Dr. Drew points to a societal cancer

Now in its third season, “Celebrity Rehab with Dr. Drew” (9 p.m., VH1) leaves me with more questions than answers. “Rehab” chronicles Dr. Drew, a real doctor, as he counsels the well known or formerly notorious through detox, withdrawal and rehabilitation. The end goal here is supposed to be sobriety. But the means and the medium point to darker motivations.

If you accept the given that Dr. Drew is a doctor and that doctors treat the sick and take oaths to help them and to “first do no harm,” then how could a doctor exploit his patients for publicity, celebrity and money? And how could corporate sponsors help him do it? And why would viewers find this “entertaining”?

If Dr. Drew is to be believed, his charges are very sick people. This season his ward welcomes Mackenzie Phillips, Heidi Fleiss, Tom Sizemore, Dennis Rodman, Mindy McCready, Lisa D’Amato, Mike Starr and Joey Kovar.

Some may contend that the above-mentioned are merely publicity hounds and that they appear of their own free will. But many sick people have to be protected from self-destructive impulses, including the desire to exhibit their illness for money and camera time.

Call me old-fashioned, but even Sizemore has a right to privacy, and a doctor has a duty to protect even Sizemore from his worst inclinations. Instead, Dr. Drew, the so-called addiction expert, appears to be “enabling” him in all the worst ways.

Put it another way. What if Dr. Drew’s cast wasn’t well-known, and presume VH1 merely trolled mental wards for anonymous subjects with “entertaining” symptoms? Would that be so different from this? What’s next? Will VH1 scour the streets and skid rows of America asking us to laugh at homeless schizophrenics? Would it be any less appalling than what goes on here? It would be almost as appalling as “Hoarders,” A&E’s popular showcase for exhibiting and exploiting mentally ill people for ratings and advertising dollars.

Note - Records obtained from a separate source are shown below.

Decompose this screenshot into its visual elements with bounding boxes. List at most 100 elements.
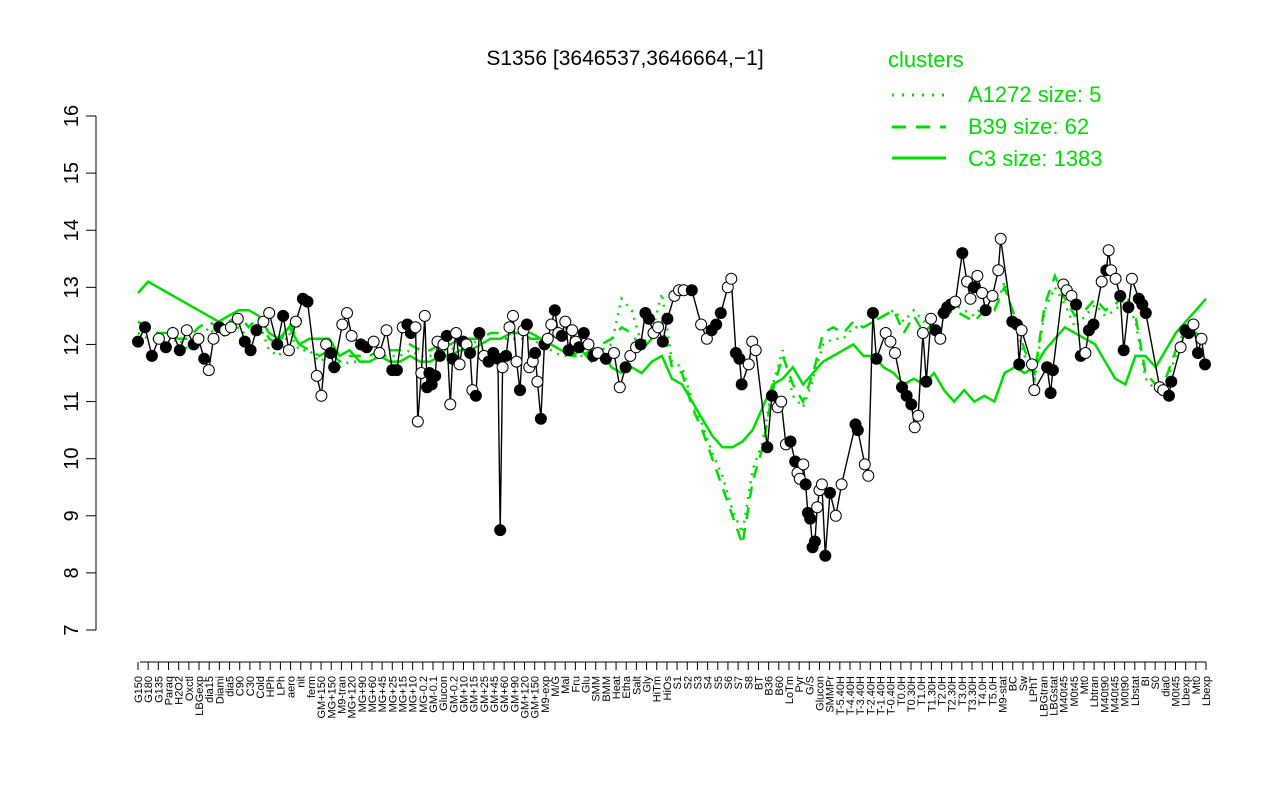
x-tick-label: M9-stat	[998, 676, 1010, 713]
data-point	[799, 478, 812, 491]
data-point	[1028, 384, 1041, 397]
data-point	[192, 332, 205, 345]
x-tick-label: T2.0H	[937, 676, 949, 706]
series-line-dashed	[137, 272, 1207, 545]
data-point	[714, 307, 727, 319]
x-tick-label: GM+10	[458, 676, 470, 712]
x-tick-label: SMM	[591, 676, 603, 702]
x-tick-label: S8	[743, 676, 755, 689]
data-point	[1046, 364, 1059, 377]
x-tick-label: C90	[235, 676, 247, 696]
data-point	[1114, 289, 1127, 302]
x-tick-label: Oxctl	[184, 676, 196, 701]
data-point	[159, 341, 172, 354]
x-tick-label: HiTm	[652, 676, 664, 702]
x-tick-label: T0.0H	[896, 676, 908, 706]
x-tick-label: Mt0	[1191, 676, 1203, 694]
data-point	[257, 315, 270, 328]
x-tick-label: T4.0H	[977, 676, 989, 706]
x-tick-label: MG+45	[377, 676, 389, 712]
data-point	[145, 349, 158, 362]
x-tick-label: SMMPr	[825, 676, 837, 713]
data-point	[390, 364, 403, 377]
x-tick-label: T2.30H	[947, 676, 959, 712]
data-point	[905, 398, 918, 411]
x-tick-label: S5	[713, 676, 725, 689]
data-point	[433, 349, 446, 362]
data-point	[979, 304, 992, 317]
data-point	[555, 329, 568, 342]
data-point	[992, 264, 1005, 277]
data-point	[695, 318, 708, 331]
data-point	[496, 361, 509, 374]
x-tick-label: Fru	[570, 676, 582, 693]
x-tick-label: S4	[703, 676, 715, 689]
data-point	[624, 349, 637, 362]
data-point	[819, 549, 832, 562]
x-tick-label: Sw	[1018, 676, 1030, 691]
data-point	[559, 315, 572, 328]
data-point	[858, 458, 871, 471]
data-point	[1095, 275, 1108, 288]
x-tick-label: Lbexp	[1201, 676, 1213, 706]
data-point	[500, 349, 513, 362]
x-tick-label: LBGtran	[1038, 676, 1050, 717]
data-point	[271, 338, 284, 351]
x-tick-label: GM-0.2	[448, 676, 460, 713]
x-tick-label: MG+15	[397, 676, 409, 712]
data-point	[968, 281, 980, 294]
x-tick-label: T1.0H	[916, 676, 928, 706]
data-point	[289, 315, 302, 328]
data-point	[301, 295, 314, 308]
x-tick-label: C30	[245, 676, 257, 696]
x-tick-label: ferm	[306, 676, 318, 698]
x-tick-label: LBGexp	[194, 676, 206, 716]
data-point	[851, 424, 864, 437]
x-tick-label: G135	[153, 676, 165, 703]
data-point	[619, 361, 632, 374]
x-tick-label: HiOs	[662, 676, 674, 701]
x-tick-label: BMM	[601, 676, 613, 702]
x-tick-label: G/S	[804, 676, 816, 695]
y-tick-label: 13	[61, 276, 83, 298]
x-tick-label: M40t90	[1099, 676, 1111, 713]
data-point	[450, 327, 463, 339]
x-tick-label: T-2.40H	[865, 676, 877, 715]
x-tick-label: T-1.40H	[876, 676, 888, 715]
data-point	[139, 321, 151, 334]
x-tick-label: GM+60	[499, 676, 511, 712]
data-point	[808, 535, 821, 548]
x-tick-label: BT	[753, 676, 765, 690]
legend-entry-a1272: A1272 size: 5	[968, 82, 1101, 107]
data-point	[541, 332, 554, 345]
data-point	[1195, 332, 1208, 345]
data-point	[310, 369, 323, 382]
data-point	[1013, 358, 1026, 371]
data-point	[1139, 307, 1152, 319]
data-point	[510, 355, 523, 368]
data-point	[797, 458, 810, 471]
data-point	[418, 309, 431, 322]
data-point	[884, 335, 897, 348]
y-tick-label: 15	[61, 162, 83, 184]
x-tick-label: Salt	[631, 676, 643, 695]
data-point	[545, 318, 558, 331]
data-point	[749, 344, 762, 357]
y-tick-label: 7	[61, 624, 83, 635]
y-tick-label: 9	[61, 510, 83, 521]
data-point	[429, 369, 442, 382]
data-point	[166, 327, 179, 339]
data-point	[180, 324, 193, 337]
x-tick-label: GM+150	[530, 676, 542, 719]
x-tick-label: M/G	[550, 676, 562, 697]
data-point	[1087, 318, 1100, 331]
x-tick-label: dia0	[1160, 676, 1172, 697]
data-point	[503, 321, 516, 334]
data-point	[591, 347, 604, 359]
data-point	[1109, 272, 1122, 285]
x-tick-label: T3.30H	[967, 676, 979, 712]
x-tick-label: M9-tran	[336, 676, 348, 714]
x-tick-label: nit	[296, 676, 308, 688]
data-point	[315, 389, 328, 402]
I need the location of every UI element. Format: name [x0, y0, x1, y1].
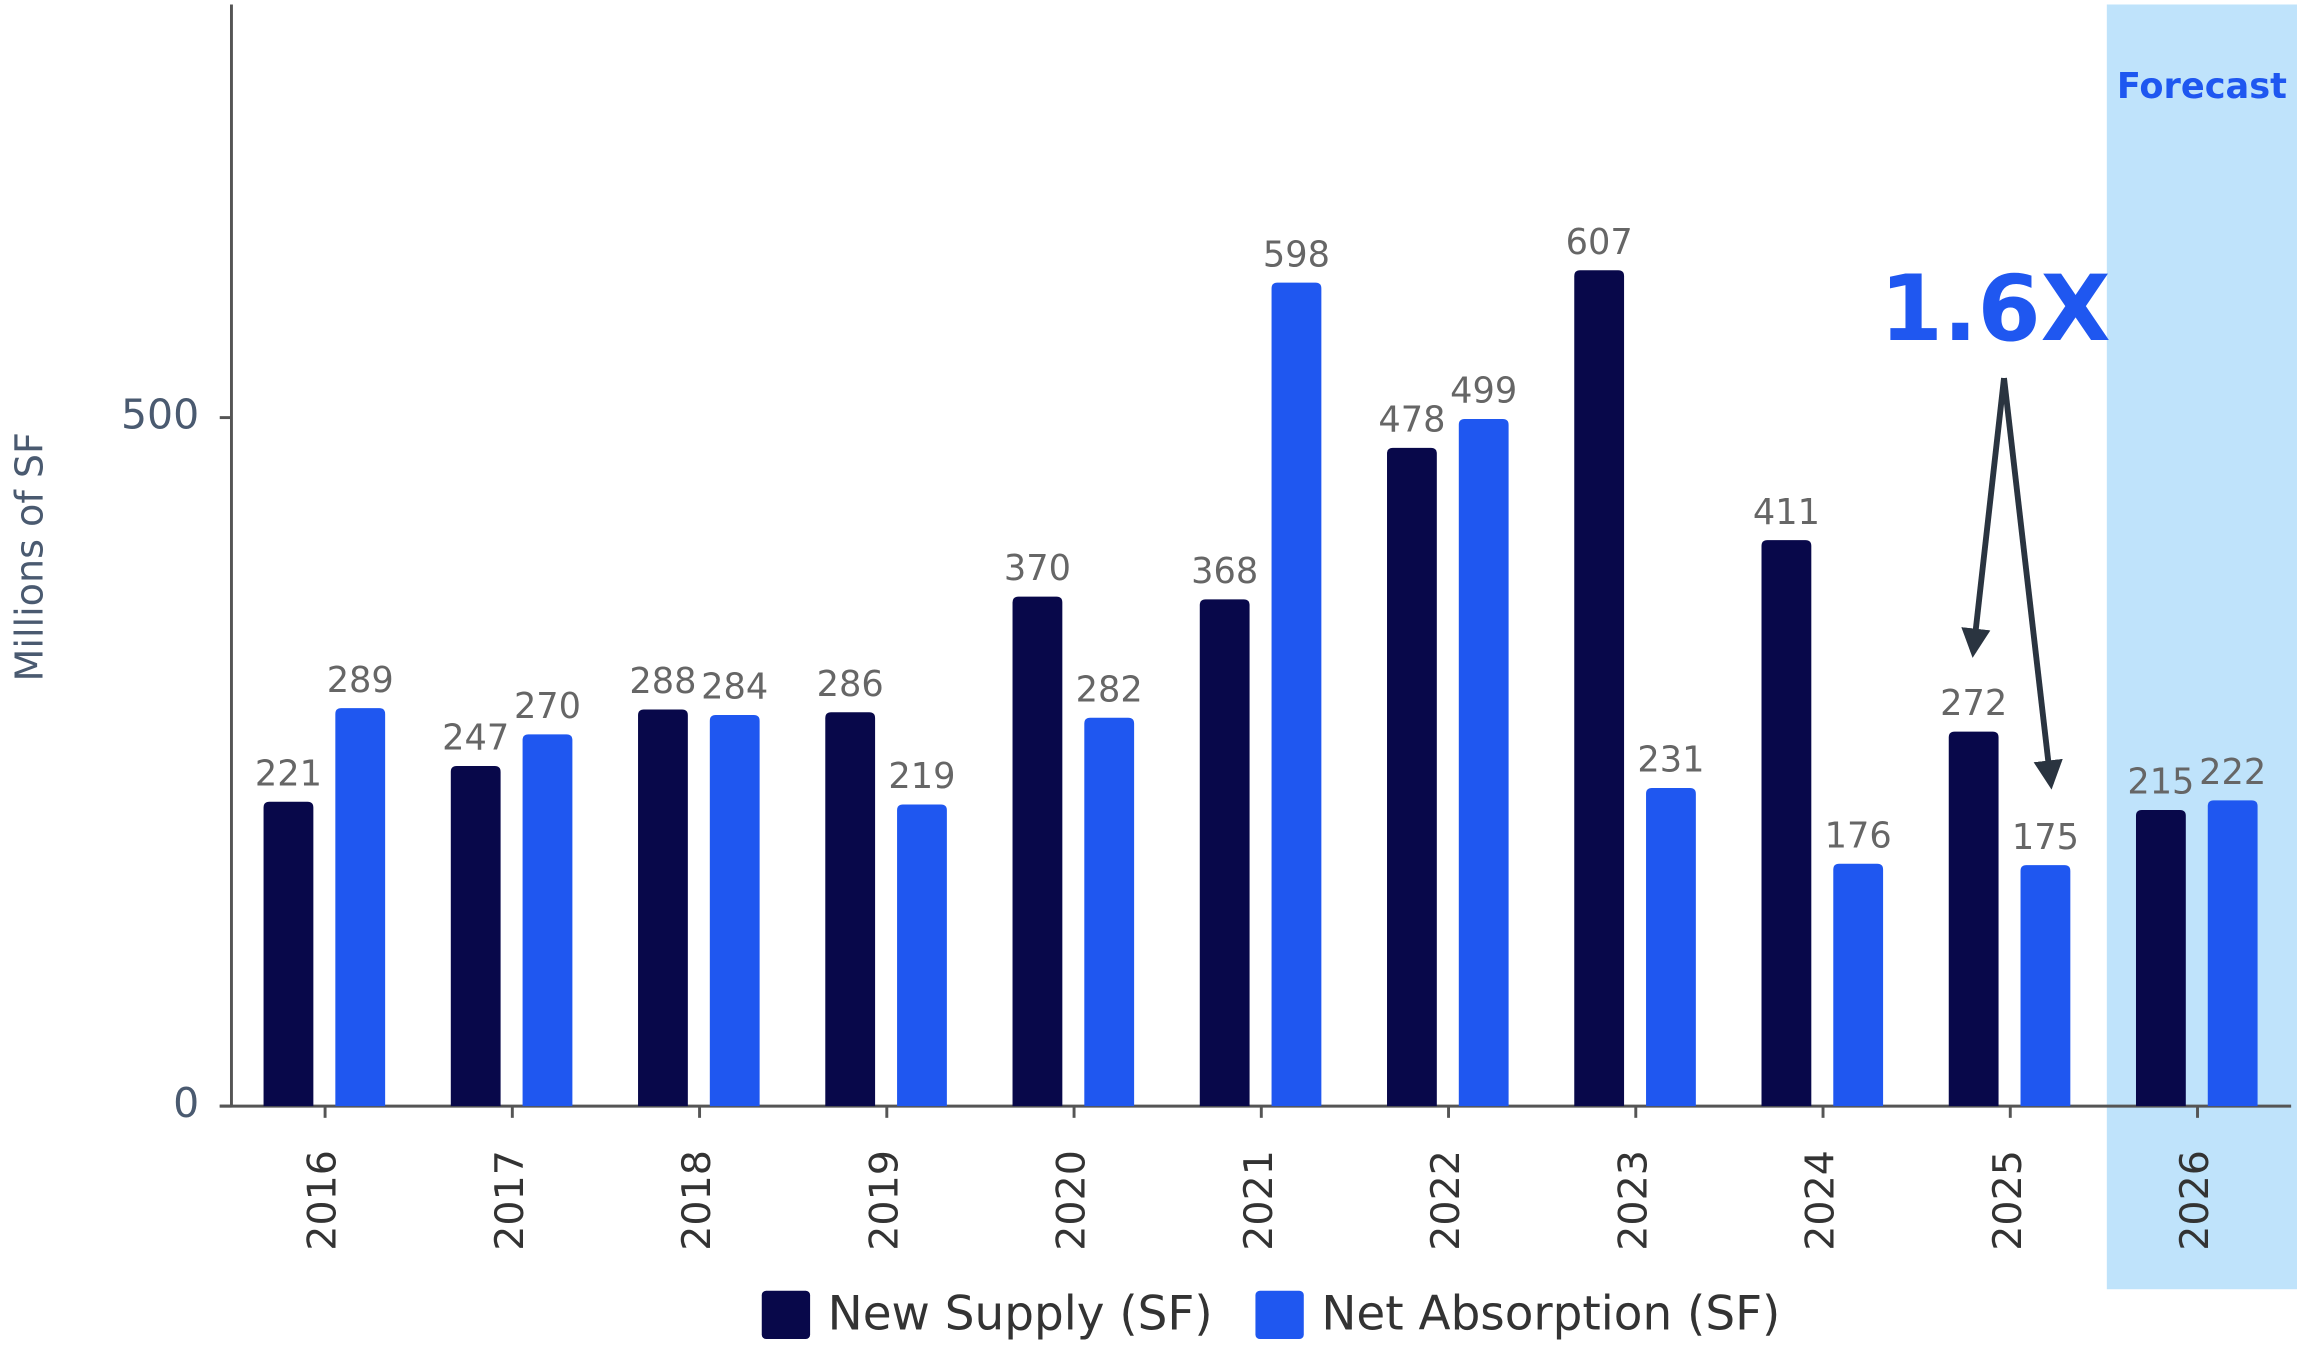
value-label: 282 — [1076, 669, 1143, 710]
bar — [825, 712, 876, 1107]
value-label: 221 — [255, 753, 322, 794]
value-label: 272 — [1940, 683, 2007, 724]
value-label: 598 — [1263, 234, 1330, 275]
bar — [2135, 810, 2186, 1107]
annotation: 1.6X — [1880, 257, 2111, 362]
bar — [335, 708, 386, 1107]
bar — [1387, 447, 1437, 1107]
y-tick-label: 500 — [121, 391, 199, 439]
forecast-label: Forecast — [2117, 66, 2287, 107]
y-tick-label: 0 — [173, 1079, 199, 1127]
x-tick-label: 2024 — [1798, 1150, 1844, 1251]
x-tick-label: 2017 — [487, 1150, 533, 1251]
x-tick-label: 2020 — [1049, 1150, 1095, 1251]
value-label: 478 — [1378, 400, 1445, 441]
value-label: 607 — [1566, 222, 1633, 263]
legend-swatch — [761, 1290, 811, 1340]
value-label: 368 — [1191, 551, 1258, 592]
value-label: 219 — [888, 756, 955, 797]
value-label: 286 — [817, 664, 884, 705]
legend-swatch — [1255, 1290, 1304, 1340]
bar — [1271, 282, 1322, 1107]
value-label: 270 — [514, 686, 581, 727]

• “Planet of the Apps: A Hand-Held Revolution” (9 p.m., CNBC) examines the billion-dollar business of developing and marketing applications for iPhones, smartphones and other hand-held devices.

Like many technology boomlets that preceded it, the “apps” business has a gold-rush feel about it. “Planet” visits with successful entrepreneurs and also explains just how difficult it can be to turn a profit in this field.

• “Chuck” fans who can’t wait for it to return to NBC on Sunday can spend five hours with the hapless secret agent during the five-hour “Chuck” (4 p.m., Syfy) marathon.

Tonight’s other highlights

• On two episodes of “CSI” (CBS), three cases in one night (7 p.m.), Langston and Riley are taken hostage (8 p.m.).

• Alabama and Texas meet in the BCS championship game (7:30 p.m., ABC).